Si les écoles de commerce sont parfois pointées du doigts dans la presse pour leurs pratiques de bizutages ou leurs traditions sexistes, ces phénomènes sont souvent analysés en marge (par les directions des écoles notamment), comme le fait de brebis égarées. Sont laissées de côté les enquêtes de fond sur ces formations de plus en plus adoptées par les étudiants mais dont le contenu reste pourtant largement méconnu du grand public. C’est pour palier ce manque que Maurice Midena – journaliste passé par les bancs de l’école nantaise Audencia Business School – réalise son enquête et lève le voile sur l’enseignement et les pratiques en école de management. Un livre essentiel, qui sonne comme un avertissement pour quiconque souhaiterait s’engager dans cette filière. 

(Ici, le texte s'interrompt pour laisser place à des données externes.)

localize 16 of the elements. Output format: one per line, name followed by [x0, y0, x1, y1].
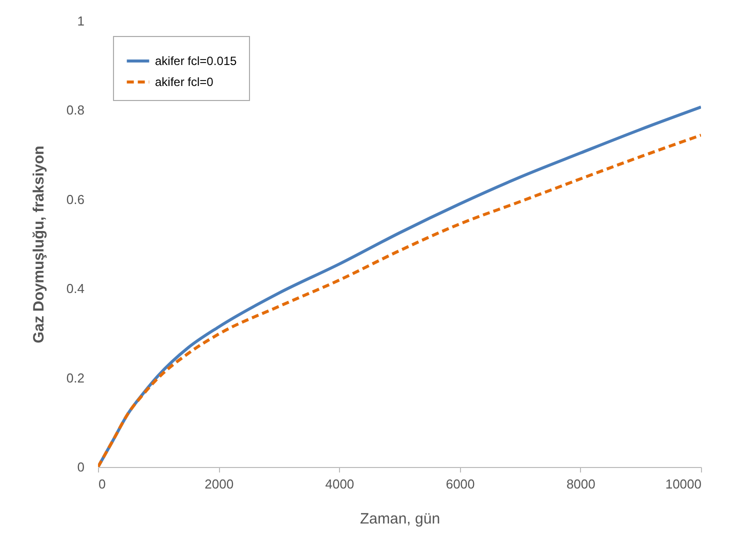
legend-label: akifer fcl=0.015 — [155, 54, 238, 68]
y-tick-label: 0.8 — [66, 102, 84, 118]
x-axis-title: Zaman, gün — [360, 510, 440, 528]
y-tick-label: 0.2 — [66, 370, 84, 386]
x-tick-label: 4000 — [325, 476, 354, 492]
x-tick-label: 2000 — [204, 476, 234, 492]
x-tick-label: 0 — [98, 476, 106, 492]
y-tick-label: 0.6 — [66, 192, 84, 207]
legend-label: akifer fcl=0 — [155, 75, 214, 89]
y-axis-title: Gaz Doymuşluğu, fraksiyon — [30, 146, 48, 344]
y-tick-label: 0 — [77, 460, 84, 474]
y-tick-label: 0.4 — [66, 281, 84, 296]
x-tick-label: 6000 — [446, 476, 475, 492]
x-tick-label: 8000 — [566, 476, 596, 492]
y-tick-label: 1 — [77, 14, 84, 28]
x-tick-label: 10000 — [665, 476, 702, 492]
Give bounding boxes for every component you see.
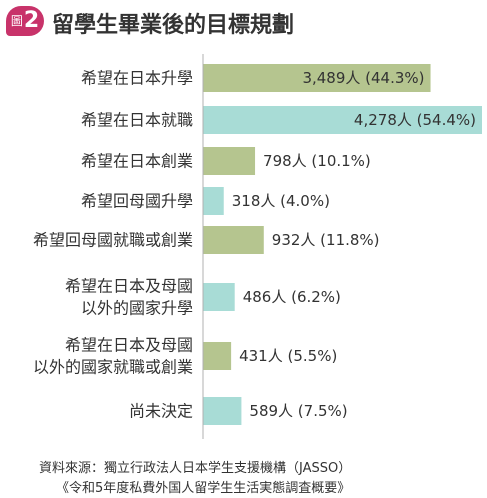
category-label-1: 希望在日本升學 [81, 69, 193, 88]
source-line-1: 資料來源：獨立行政法人日本学生支援機構（JASSO） [39, 461, 352, 476]
category-label-6-line-2: 以外的國家升學 [81, 299, 193, 318]
bar-8 [203, 397, 242, 425]
value-label-3: 798人 (10.1%) [263, 152, 371, 170]
value-label-8: 589人 (7.5%) [249, 402, 347, 420]
bar-3 [203, 147, 256, 175]
category-label-7-line-1: 希望在日本及母國 [65, 336, 193, 355]
value-label-7: 431人 (5.5%) [239, 347, 337, 365]
category-label-3: 希望在日本創業 [81, 152, 193, 171]
category-label-7-line-2: 以外的國家就職或創業 [33, 358, 193, 377]
figure-number-badge: 圖 2 [6, 6, 44, 36]
source-line-2: 《令和5年度私費外国人留学生生活実態調査概要》 [56, 481, 351, 496]
value-label-2: 4,278人 (54.4%) [354, 111, 476, 129]
badge-kanji: 圖 [10, 14, 23, 28]
bar-7 [203, 342, 232, 370]
value-label-5: 932人 (11.8%) [272, 231, 380, 249]
category-label-4: 希望回母國升學 [81, 192, 193, 211]
value-label-6: 486人 (6.2%) [243, 288, 341, 306]
bar-chart: 希望在日本升學 3,489人 (44.3%) 希望在日本就職 4,278人 (54.4… [33, 54, 482, 439]
bar-2 [203, 106, 482, 134]
value-label-4: 318人 (4.0%) [232, 192, 330, 210]
bar-1 [203, 64, 431, 92]
category-label-6-line-1: 希望在日本及母國 [65, 277, 193, 296]
bar-4 [203, 187, 224, 215]
value-label-1: 3,489人 (44.3%) [302, 69, 424, 87]
bar-5 [203, 226, 264, 254]
category-label-5: 希望回母國就職或創業 [33, 231, 193, 250]
category-label-2: 希望在日本就職 [81, 111, 193, 130]
category-label-8: 尚未決定 [129, 402, 193, 421]
chart-header: 圖 2 留學生畢業後的目標規劃 [6, 4, 476, 38]
bar-6 [203, 283, 235, 311]
badge-number: 2 [23, 8, 40, 33]
chart-title: 留學生畢業後的目標規劃 [52, 13, 295, 38]
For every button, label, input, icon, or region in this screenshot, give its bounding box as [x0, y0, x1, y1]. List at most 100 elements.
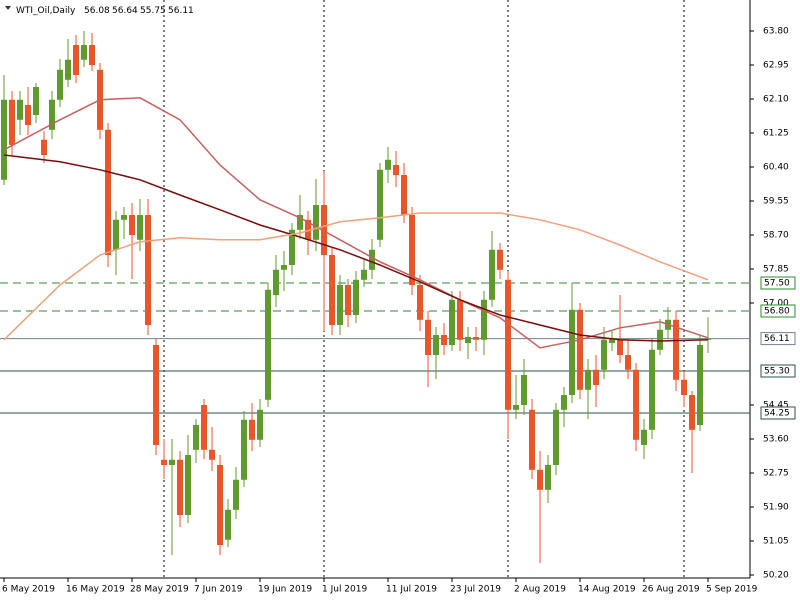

De la légitimation d’une filière

Le premier apport de ce livre est l’inscription de ces établissements dans l’histoire. Si aujourd’hui les écoles de commerce peuvent prétendre (pour certaines) à la prestigieuse appellation « grande école » – qui suppose que leurs effectifs sont passés par une classe préparatoire au même titre que les écoles d’ingénieurs et écoles normales supérieures – cela n’a pas toujours été le cas. En effet, avant 1920, les établissements commerciaux ne recrutent pas sur concours, leurs enseignements étant jugés avant tout comme techniques, et par là indignes du prestige prêté aux établissements sur concours. C’est à cette date que sont créées les premières classes préparatoires, dîtes « prépa HEC », qui consistent à délivrer un enseignement d’un an après le bac. C’est en 1994 seulement que la classe préparatoire aux grandes écoles de commerce passe d’un à deux ans – fruit d’un long processus de lobbying auprès du ministère de l’éducation nationale – légitimant ainsi la filière et permettant d’y attirer de plus en plus de profils issus de la bourgeoisie. 

L’auteur explique en effet que la légitimité des écoles de commerce en tant que grandes écoles, c’est-à-dire d’établissements faisant preuve d’une excellence académique avérée, repose sur leur mode de recrutement – un concours national sélectif – donc in fine sur ces classes préparatoires aux grandes écoles (ouvertes aux baccalauréats scientifiques, économiques, littéraires et technologiques), intégrées dans des lycées et généralement publiques. 

La tyrannie du choix par défaut

Si de plus en plus d’élèves intègrent des établissements supérieurs de commerce, il s’agit de constater que pour une large majorité d’entre eux, il s’agit d’un choix par défaut, que l’auteur qualifie dans son livre et en citant son propre exemple de « non-choix. » En effet, la classe préparatoire aux écoles de commerce (dite voie EC) apparaît comme le moyen idéal de retarder de deux années le moment où l’élève, généralement consacré par l’institution scolaire en sa qualité de bon élève, devra faire un choix et se diriger vers un secteur professionnel précis.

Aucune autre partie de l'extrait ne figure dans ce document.